Moradores que pagam impostos expressaram forte desaprovação à decisão da Prefeitura de eThekwini de aumentar os salários de seus altos executivos em mais de R$ 3,1 milhões. Esses aumentos foram aprovados em reunião do conselho.
No entanto, as autoridades municipais defendem sua decisão, afirmando que ela foi tomada em 1º de setembro e representa a implementação de um sistema de remuneração estabelecido nacionalmente, ao qual todos os municípios devem aderir, e não um ajuste salarial arbitrário.
De acordo com relatos, o valor de R$ 3,1 milhões cobrirá o aumento anual no pacote de remuneração para todos os funcionários incluídos neste ajuste. O salário do administrador municipal Musa Mbele, avaliado em quase R$ 3,9 milhões anualmente, aumentará em 3%, e os salários dos gerentes que ganham cerca de R$ 2 milhões também subirão em aproximadamente 4,5% ao ano.
Os altos executivos subordinados a Mbele incluem: Malusi Mkhlongo (Gerente Municipal), Lindokule Mkhize (Gestão Operacional), Ednik Msveli (Serviços Técnicos), Kirill Mkhize (Segurança Pública), Dr. Vusi Mazibuko (Serviço Comunitário), Sihle Mkhize (Interino, Serviços Corporativos), Dr. Sandile Mnguni (Finanças, Diretor Financeiro) e Lihle Pheva (Planejamento Municipal).

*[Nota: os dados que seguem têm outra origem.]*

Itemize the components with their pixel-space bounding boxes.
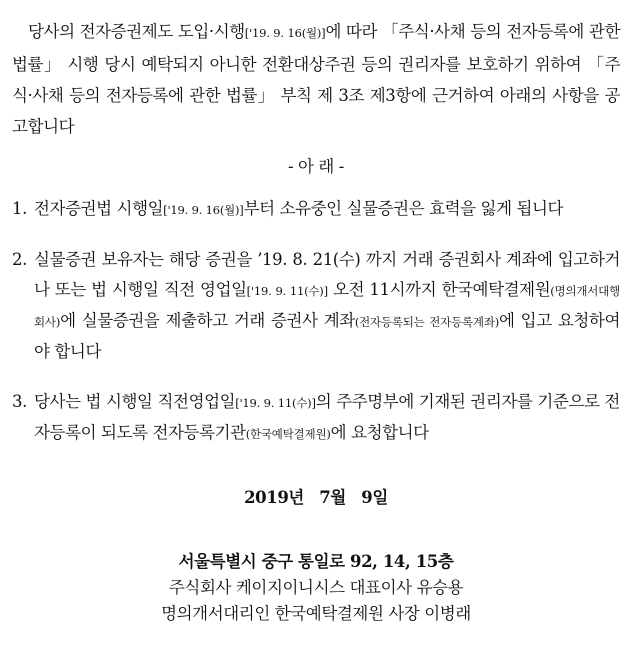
- item-text: [34, 245, 620, 367]
- intro-effective-date: ['19. 9. 16(월)]: [244, 26, 326, 40]
- item-text-part: 에 입고 요청하여야 합니다: [34, 311, 621, 361]
- item-text: [34, 194, 620, 225]
- signature-block: [12, 549, 620, 627]
- intro-paragraph: [12, 16, 620, 142]
- item-number: 2.: [12, 250, 27, 269]
- item-number: 3.: [12, 392, 27, 411]
- item-number: 1.: [12, 199, 27, 218]
- intro-text-part1: 당사의 전자증권제도 도입·시행: [28, 22, 245, 41]
- item-text-part: 오전 11시까지 한국예탁결제원: [327, 280, 551, 299]
- item-text-part: 당사는 법 시행일 직전영업일: [34, 392, 236, 411]
- item-text-part: 에 요청합니다: [330, 423, 429, 442]
- item-account-note: (전자등록되는 전자등록계좌): [354, 315, 500, 329]
- intro-text-part2: 에 따라 「주식·사채 등의 전자등록에 관한 법률」 시행 당시 예탁되지 아니한 전환대상주권 등의 권리자를 보호하기 위하여 「주식·사채 등의 전자등록에 관한 법률」 부칙 제 3조 제3항에 근거하여 아래의 사항을 공고합니다: [12, 22, 620, 136]
- notice-date: 2019년 7월 9일: [244, 488, 388, 507]
- item-agent-note: (명의개서대행회사): [34, 284, 620, 329]
- item-text-part: 부터 소유중인 실물증권은 효력을 잃게 됩니다: [243, 199, 564, 218]
- item-agent-note: (한국예탁결제원): [245, 427, 331, 441]
- item-text: [34, 387, 620, 449]
- company-representative: 주식회사 케이지이니시스 대표이사 유승용: [168, 578, 464, 597]
- item-date-note: ['19. 9. 11(수)]: [235, 396, 316, 410]
- notice-item-3: [12, 387, 620, 449]
- item-text-part: 에 실물증권을 제출하고 거래 증권사 계좌: [60, 311, 355, 330]
- item-text-part: 전자증권법 시행일: [34, 199, 164, 218]
- notice-item-1: [12, 194, 620, 225]
- item-date-note: ['19. 9. 16(월)]: [163, 203, 244, 217]
- section-heading: - 아 래 -: [288, 157, 344, 176]
- notice-item-2: [12, 245, 620, 367]
- item-text-part: 의 주주명부에 기재된 권리자를 기준으로 전자등록이 되도록 전자등록기관: [34, 392, 620, 442]
- notice-items-list: [12, 194, 620, 449]
- transfer-agent: 명의개서대리인 한국예탁결제원 사장 이병래: [161, 604, 471, 623]
- item-date-note: ['19. 9. 11(수)]: [246, 284, 328, 298]
- item-text-part: 실물증권 보유자는 해당 증권을 ’19. 8. 21(수) 까지 거래 증권회사 계좌에 입고하거나 또는 법 시행일 직전 영업일: [34, 250, 620, 299]
- company-address: 서울특별시 중구 통일로 92, 14, 15층: [178, 552, 454, 571]
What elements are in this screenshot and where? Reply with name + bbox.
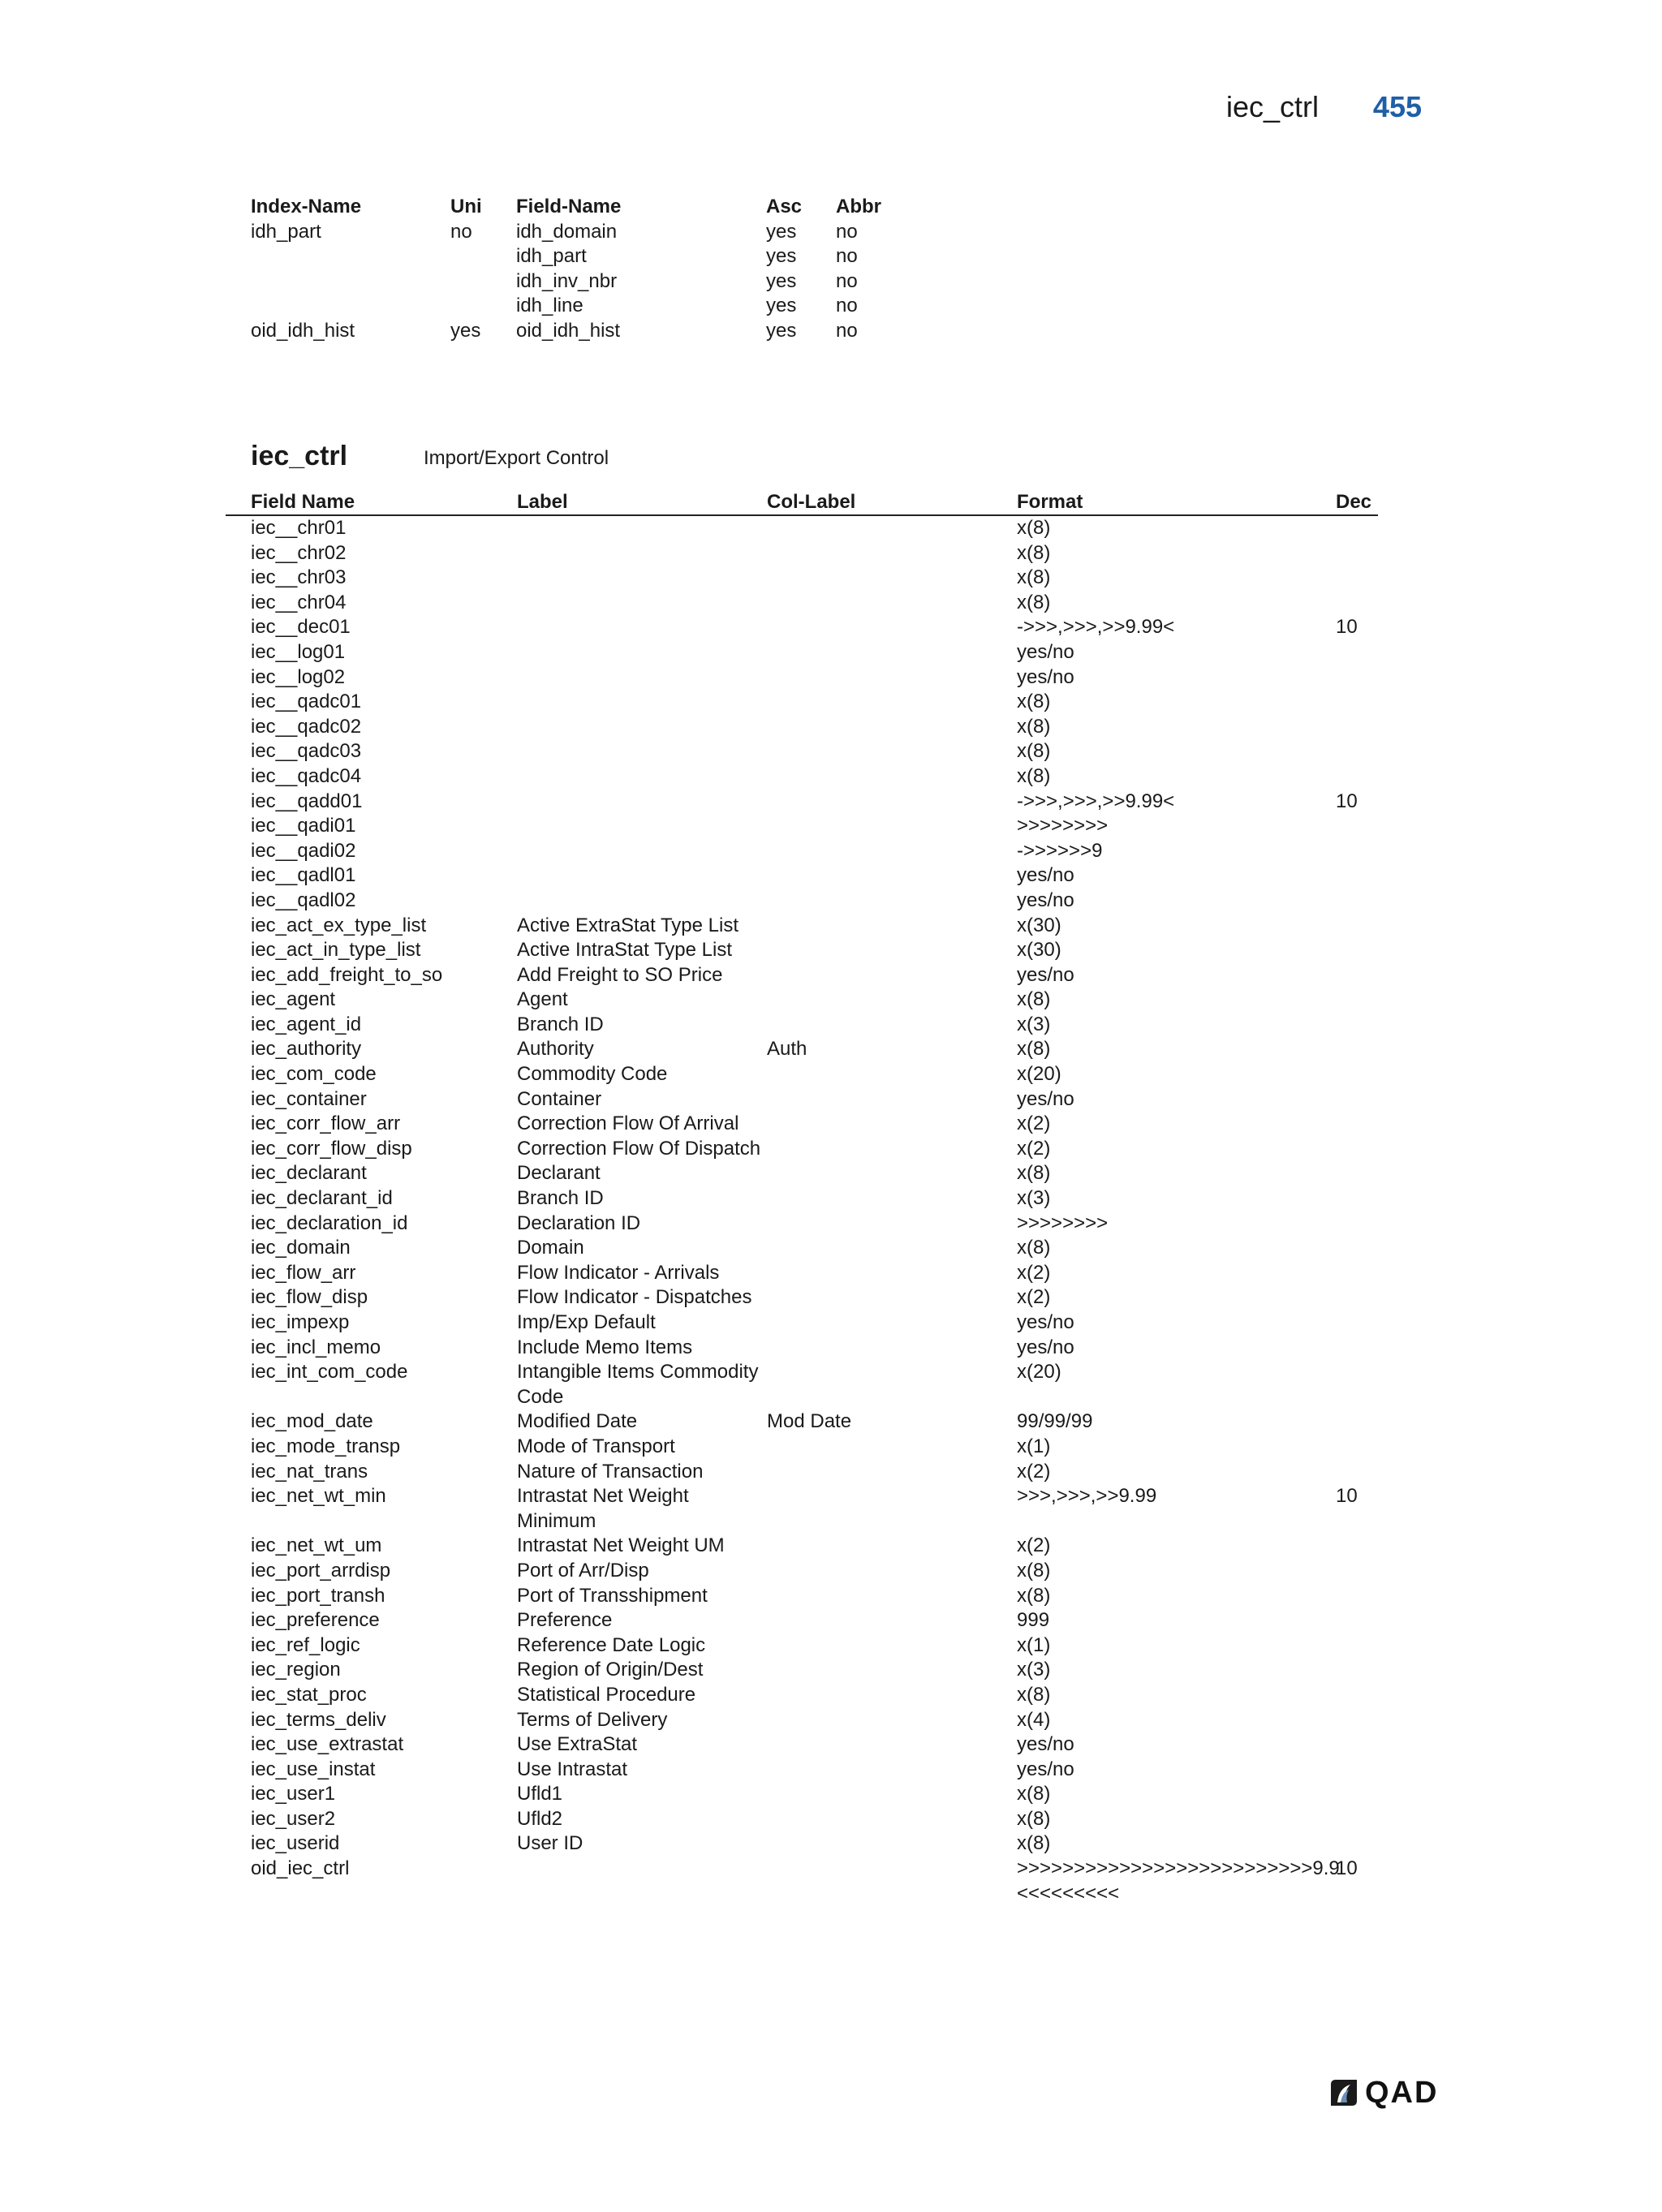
format-cell: >>>>>>>> xyxy=(1017,815,1109,837)
label-cell: Branch ID xyxy=(517,1013,604,1035)
field-row xyxy=(226,739,1378,764)
index-cell: idh_inv_nbr xyxy=(516,269,618,292)
field-row xyxy=(226,1336,1378,1361)
field-row xyxy=(226,566,1378,591)
field-row xyxy=(226,1087,1378,1112)
format-cell: x(8) xyxy=(1017,1584,1051,1607)
label-cell: Declaration ID xyxy=(517,1211,641,1234)
field-name-cell: iec_agent_id xyxy=(251,1013,362,1035)
format-cell: x(8) xyxy=(1017,1807,1051,1830)
label-cell: Preference xyxy=(517,1609,613,1632)
field-name-cell: iec_mod_date xyxy=(251,1410,373,1433)
label-cell: Agent xyxy=(517,988,568,1011)
format-cell: 999 xyxy=(1017,1609,1050,1632)
format-cell: x(8) xyxy=(1017,1832,1051,1855)
label-cell: Mode of Transport xyxy=(517,1435,675,1457)
index-cell: no xyxy=(836,295,858,317)
field-row xyxy=(226,1732,1378,1758)
page-number: 455 xyxy=(1372,90,1422,123)
format-cell: x(8) xyxy=(1017,691,1051,713)
label-cell: Region of Origin/Dest xyxy=(517,1659,704,1681)
field-name-cell: iec_impexp xyxy=(251,1311,350,1333)
field-name-cell: iec_incl_memo xyxy=(251,1336,381,1358)
field-name-cell: iec_port_transh xyxy=(251,1584,385,1607)
format-cell: yes/no xyxy=(1017,1311,1074,1333)
column-header: Col-Label xyxy=(767,491,856,513)
field-name-cell: iec__log02 xyxy=(251,665,346,688)
index-cell: yes xyxy=(766,245,797,268)
field-row xyxy=(226,1062,1378,1087)
field-name-cell: iec__qadi01 xyxy=(251,815,356,837)
field-name-cell: iec_domain xyxy=(251,1237,351,1259)
field-row xyxy=(226,591,1378,616)
label-cell: Port of Transshipment xyxy=(517,1584,708,1607)
format-cell: x(2) xyxy=(1017,1112,1051,1135)
label-cell: Modified Date xyxy=(517,1410,638,1433)
field-name-cell: iec_flow_arr xyxy=(251,1261,356,1284)
field-name-cell: iec_corr_flow_disp xyxy=(251,1137,412,1160)
index-cell: yes xyxy=(450,319,481,342)
field-row xyxy=(226,914,1378,939)
format-cell: x(2) xyxy=(1017,1460,1051,1483)
field-name-cell: iec__chr03 xyxy=(251,566,347,589)
format-cell: ->>>,>>>,>>9.99< xyxy=(1017,616,1175,639)
field-row xyxy=(226,1037,1378,1062)
format-cell: ->>>>>>9 xyxy=(1017,839,1103,862)
index-cell: yes xyxy=(766,269,797,292)
field-name-cell: iec_corr_flow_arr xyxy=(251,1112,401,1135)
field-row xyxy=(226,1584,1378,1609)
format-cell: x(8) xyxy=(1017,1162,1051,1185)
field-row xyxy=(226,1236,1378,1261)
field-row xyxy=(226,516,1378,541)
field-row xyxy=(226,1758,1378,1783)
field-row xyxy=(226,863,1378,889)
index-cell: idh_line xyxy=(516,295,583,317)
index-cell: no xyxy=(836,269,858,292)
field-name-cell: iec_act_in_type_list xyxy=(251,939,421,962)
format-cell: yes/no xyxy=(1017,889,1074,911)
field-name-cell: iec_userid xyxy=(251,1832,340,1855)
field-name-cell: iec_act_ex_type_list xyxy=(251,914,427,936)
field-row xyxy=(226,1112,1378,1137)
qad-logo xyxy=(1328,2074,1438,2111)
field-name-cell: iec__log01 xyxy=(251,640,346,663)
index-cell: oid_idh_hist xyxy=(516,319,621,342)
field-row xyxy=(226,1409,1378,1435)
field-row xyxy=(226,1831,1378,1857)
format-cell: x(1) xyxy=(1017,1633,1051,1656)
field-name-cell: iec__qadc02 xyxy=(251,715,362,738)
format-cell: yes/no xyxy=(1017,1336,1074,1358)
field-name-cell: oid_iec_ctrl xyxy=(251,1857,350,1880)
field-row xyxy=(226,615,1378,640)
format-cell: x(30) xyxy=(1017,914,1061,936)
field-name-cell: iec_stat_proc xyxy=(251,1683,367,1706)
field-name-cell: iec_declaration_id xyxy=(251,1211,408,1234)
field-row xyxy=(226,1807,1378,1832)
label-cell: Statistical Procedure xyxy=(517,1683,696,1706)
format-cell: yes/no xyxy=(1017,1087,1074,1110)
field-name-cell: iec__qadi02 xyxy=(251,839,356,862)
index-cell: no xyxy=(836,245,858,268)
label-cell: Intangible Items Commodity Code xyxy=(517,1361,759,1408)
index-cell: no xyxy=(836,319,858,342)
index-cell: oid_idh_hist xyxy=(251,319,355,342)
field-row xyxy=(226,1484,1378,1534)
field-name-cell: iec_user2 xyxy=(251,1807,336,1830)
index-cell: idh_domain xyxy=(516,220,618,243)
format-cell: x(30) xyxy=(1017,939,1061,962)
field-name-cell: iec__chr04 xyxy=(251,591,347,613)
table-description: Import/Export Control xyxy=(424,447,609,469)
field-row xyxy=(226,1261,1378,1286)
format-cell: x(2) xyxy=(1017,1286,1051,1309)
label-cell: Port of Arr/Disp xyxy=(517,1559,649,1582)
field-table xyxy=(226,490,1378,1906)
label-cell: Reference Date Logic xyxy=(517,1633,706,1656)
column-header: Label xyxy=(517,491,568,513)
field-row xyxy=(226,790,1378,815)
format-cell: x(20) xyxy=(1017,1361,1061,1384)
field-name-cell: iec__qadc03 xyxy=(251,740,362,763)
field-row xyxy=(226,665,1378,691)
field-row xyxy=(226,1608,1378,1633)
col-label-cell: Auth xyxy=(767,1038,807,1061)
field-row xyxy=(226,1161,1378,1186)
format-cell: x(3) xyxy=(1017,1013,1051,1035)
label-cell: Terms of Delivery xyxy=(517,1708,668,1731)
label-cell: Use Intrastat xyxy=(517,1758,628,1780)
format-cell: x(8) xyxy=(1017,1237,1051,1259)
format-cell: x(8) xyxy=(1017,1783,1051,1805)
field-name-cell: iec_terms_deliv xyxy=(251,1708,386,1731)
label-cell: Use ExtraStat xyxy=(517,1733,638,1756)
field-row xyxy=(226,1534,1378,1559)
field-name-cell: iec_agent xyxy=(251,988,336,1011)
label-cell: Intrastat Net Weight UM xyxy=(517,1534,725,1557)
dec-cell: 10 xyxy=(1336,1485,1358,1508)
column-header: Asc xyxy=(766,196,803,217)
field-row xyxy=(226,1435,1378,1460)
dec-cell: 10 xyxy=(1336,616,1358,639)
format-cell: ->>>,>>>,>>9.99< xyxy=(1017,790,1175,812)
field-table-header xyxy=(226,490,1378,516)
qad-logo-icon xyxy=(1328,2076,1360,2109)
index-cell: idh_part xyxy=(516,245,587,268)
field-row xyxy=(226,1186,1378,1211)
field-row xyxy=(226,1559,1378,1584)
label-cell: Ufld2 xyxy=(517,1807,563,1830)
field-row xyxy=(226,1211,1378,1237)
format-cell: x(8) xyxy=(1017,517,1051,539)
field-name-cell: iec_net_wt_min xyxy=(251,1485,386,1508)
field-name-cell: iec_com_code xyxy=(251,1063,377,1086)
format-cell: x(3) xyxy=(1017,1659,1051,1681)
column-header: Index-Name xyxy=(251,196,362,217)
format-cell: x(1) xyxy=(1017,1435,1051,1457)
format-cell: x(2) xyxy=(1017,1261,1051,1284)
field-row xyxy=(226,764,1378,790)
field-name-cell: iec_declarant_id xyxy=(251,1187,393,1210)
field-name-cell: iec_nat_trans xyxy=(251,1460,368,1483)
label-cell: Add Freight to SO Price xyxy=(517,963,723,986)
field-row xyxy=(226,1013,1378,1038)
format-cell: x(2) xyxy=(1017,1534,1051,1557)
format-cell: x(8) xyxy=(1017,1038,1051,1061)
field-row xyxy=(226,839,1378,864)
field-name-cell: iec_flow_disp xyxy=(251,1286,368,1309)
field-row xyxy=(226,889,1378,914)
format-cell: x(3) xyxy=(1017,1187,1051,1210)
field-row xyxy=(226,1137,1378,1162)
field-row xyxy=(226,715,1378,740)
format-cell: x(2) xyxy=(1017,1137,1051,1160)
field-name-cell: iec_region xyxy=(251,1659,341,1681)
field-name-cell: iec_port_arrdisp xyxy=(251,1559,391,1582)
column-header: Format xyxy=(1017,491,1083,513)
label-cell: Flow Indicator - Arrivals xyxy=(517,1261,720,1284)
field-name-cell: iec_mode_transp xyxy=(251,1435,401,1457)
label-cell: Correction Flow Of Arrival xyxy=(517,1112,739,1135)
field-row xyxy=(226,1658,1378,1683)
field-name-cell: iec__qadl02 xyxy=(251,889,356,911)
format-cell: x(4) xyxy=(1017,1708,1051,1731)
index-cell: yes xyxy=(766,319,797,342)
format-cell: >>>>>>>>>>>>>>>>>>>>>>>>>>9.9<<<<<<<<< xyxy=(1017,1857,1340,1904)
field-name-cell: iec_net_wt_um xyxy=(251,1534,382,1557)
format-cell: yes/no xyxy=(1017,1758,1074,1780)
label-cell: Flow Indicator - Dispatches xyxy=(517,1286,752,1309)
dec-cell: 10 xyxy=(1336,1857,1358,1880)
field-row xyxy=(226,1708,1378,1733)
column-header: Dec xyxy=(1336,491,1372,513)
header-table-name: iec_ctrl xyxy=(1225,90,1319,123)
field-name-cell: iec_use_instat xyxy=(251,1758,376,1780)
field-name-cell: iec__chr02 xyxy=(251,541,347,564)
field-name-cell: iec_declarant xyxy=(251,1162,367,1185)
column-header: Uni xyxy=(450,196,482,217)
format-cell: x(8) xyxy=(1017,591,1051,613)
field-name-cell: iec_ref_logic xyxy=(251,1633,360,1656)
label-cell: Active IntraStat Type List xyxy=(517,939,733,962)
field-row xyxy=(226,1460,1378,1485)
field-name-cell: iec__qadl01 xyxy=(251,864,356,887)
index-cell: yes xyxy=(766,220,797,243)
field-row xyxy=(226,640,1378,665)
format-cell: x(8) xyxy=(1017,541,1051,564)
field-name-cell: iec__qadd01 xyxy=(251,790,363,812)
format-cell: x(8) xyxy=(1017,740,1051,763)
field-name-cell: iec_authority xyxy=(251,1038,362,1061)
label-cell: Ufld1 xyxy=(517,1783,563,1805)
field-name-cell: iec_add_freight_to_so xyxy=(251,963,443,986)
label-cell: Nature of Transaction xyxy=(517,1460,704,1483)
field-row xyxy=(226,1857,1378,1906)
field-row xyxy=(226,938,1378,963)
field-row xyxy=(226,1633,1378,1659)
label-cell: Include Memo Items xyxy=(517,1336,693,1358)
index-cell: yes xyxy=(766,295,797,317)
field-name-cell: iec__qadc04 xyxy=(251,764,362,787)
field-name-cell: iec_use_extrastat xyxy=(251,1733,404,1756)
format-cell: x(8) xyxy=(1017,988,1051,1011)
label-cell: Imp/Exp Default xyxy=(517,1311,656,1333)
dec-cell: 10 xyxy=(1336,790,1358,812)
column-header: Field-Name xyxy=(516,196,622,217)
index-cell: idh_part xyxy=(251,220,321,243)
format-cell: x(8) xyxy=(1017,1559,1051,1582)
field-name-cell: iec_user1 xyxy=(251,1783,336,1805)
format-cell: >>>,>>>,>>9.99 xyxy=(1017,1485,1157,1508)
format-cell: x(20) xyxy=(1017,1063,1061,1086)
format-cell: >>>>>>>> xyxy=(1017,1211,1109,1234)
format-cell: yes/no xyxy=(1017,665,1074,688)
field-row xyxy=(226,541,1378,566)
label-cell: Active ExtraStat Type List xyxy=(517,914,739,936)
col-label-cell: Mod Date xyxy=(767,1410,852,1433)
label-cell: Branch ID xyxy=(517,1187,604,1210)
field-name-cell: iec__dec01 xyxy=(251,616,351,639)
field-row xyxy=(226,988,1378,1013)
index-cell: no xyxy=(836,220,858,243)
field-row xyxy=(226,963,1378,988)
field-row xyxy=(226,1360,1378,1409)
field-row xyxy=(226,1310,1378,1336)
format-cell: yes/no xyxy=(1017,963,1074,986)
label-cell: Domain xyxy=(517,1237,584,1259)
logo-text: QAD xyxy=(1365,2075,1439,2110)
format-cell: x(8) xyxy=(1017,764,1051,787)
field-row xyxy=(226,690,1378,715)
label-cell: Authority xyxy=(517,1038,594,1061)
label-cell: Correction Flow Of Dispatch xyxy=(517,1137,761,1160)
format-cell: yes/no xyxy=(1017,864,1074,887)
label-cell: Declarant xyxy=(517,1162,601,1185)
index-cell: no xyxy=(450,220,472,243)
field-name-cell: iec_preference xyxy=(251,1609,380,1632)
field-row xyxy=(226,1285,1378,1310)
format-cell: x(8) xyxy=(1017,715,1051,738)
format-cell: 99/99/99 xyxy=(1017,1410,1093,1433)
field-name-cell: iec__qadc01 xyxy=(251,691,362,713)
column-header: Abbr xyxy=(836,196,881,217)
label-cell: User ID xyxy=(517,1832,583,1855)
field-name-cell: iec_int_com_code xyxy=(251,1361,408,1384)
field-name-cell: iec__chr01 xyxy=(251,517,347,539)
format-cell: yes/no xyxy=(1017,640,1074,663)
table-name: iec_ctrl xyxy=(251,441,348,471)
label-cell: Container xyxy=(517,1087,602,1110)
field-row xyxy=(226,1683,1378,1708)
label-cell: Commodity Code xyxy=(517,1063,668,1086)
format-cell: x(8) xyxy=(1017,566,1051,589)
field-row xyxy=(226,1782,1378,1807)
field-row xyxy=(226,814,1378,839)
format-cell: yes/no xyxy=(1017,1733,1074,1756)
format-cell: x(8) xyxy=(1017,1683,1051,1706)
field-name-cell: iec_container xyxy=(251,1087,367,1110)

A proposta, segundo relatos, estava de acordo com o aviso no Boletim Governamental emitido em agosto. O relatório indicava que os ajustes de custo de vida para os gerentes relevantes seriam aplicados nos últimos anos fiscais de 2024/25 e 2025/26. Também foi observado que os custos adicionais seriam financiados pelo orçamento de despesas de pessoal e incluídos no orçamento municipal de salários, se necessário.
Associações de contribuintes expressaram insatisfação, alegando que tais aumentos são injustificados, dado o estado atual da infraestrutura e dos serviços na cidade. Asad Ghaffer, presidente do Movimento de Protesto dos Contribuintes de eThekwini (ERPM), declarou que os aumentos não são justificados. Ele observou que o estado da cidade e sua infraestrutura estão em péssimas condições, e a autocomplacência da liderança não significa bom trabalho; eles apenas consolidam suas posições sem se preocupar com os contribuintes.
O Arcebispo Selvan Govender, presidente da Associação de Cidadãos e Contribuintes de Phoenix, relatou que os moradores de eThekwini sofrem há meses com a falta de água, e a infraestrutura de abastecimento de água e saneamento está comprometida e em ruínas. Ele enfatizou: «Dizem-nos que não há dinheiro para consertar bombas, trocar tubulações ou contratar mais encanadores. No entanto, há R$ 3,1 milhões extras para gerentes que já recebem salários excessivamente altos, enquanto muitos aposentados vivem de benefícios SASSA de R$ 2.320, e nossa juventude está desempregada. Este aumento é inadequado, injusto e injustificável. É um tapa na cara de cada contribuinte.»
Ele pediu ao conselho que revogasse imediatamente o aumento salarial e exigisse a publicação das avaliações de desempenho desses gerentes, para que o público pudesse ver por que merecem mais.
Terry McArthur, presidente da Associação de Moradores e Contribuintes de Umhlanga (URRA), afirmou que o orçamento operacional da cidade está desproporcionalmente inclinado para os custos de pessoal, especialmente no nível da alta gerência, sem uma melhoria correspondente na qualidade dos serviços. Ela observou que tal estrutura inevitavelmente cria pressão para o aumento das tarifas, tornando eThekwini o distrito municipal mais caro da África do Sul em termos de contas domésticas, e o fardo recai desproporcionalmente sobre contribuintes e empresas cumpridores da lei, tornando a trajetória atual financeiramente insustentável.
Pobalan 'Pu' Govender, presidente da Associação de Cidadãos e Contribuintes de Shalcross (SCARA), reconheceu o papel dos funcionários municipais e dos altos executivos, mas afirmou que a justiça e a boa governança exigem que as decisões de remuneração reflitam as realidades financeiras enfrentadas pela cidade e seus moradores. Ele reiterou que, dadas as necessidades urgentes de eThekwini por recursos para corrigir a infraestrutura deteriorada, especialmente problemas com rupturas de redes de água e perdas de água, é difícil justificar um aumento significativo nos salários da alta administração em comparação com o aumento concedido a uma ampla gama de trabalhadores. Govender concluiu que a liderança deve dar o exemplo, e os altos gerentes não devem receber aumentos preferenciais enquanto as comunidades enfrentam falhas de serviço e queda na qualidade dos serviços.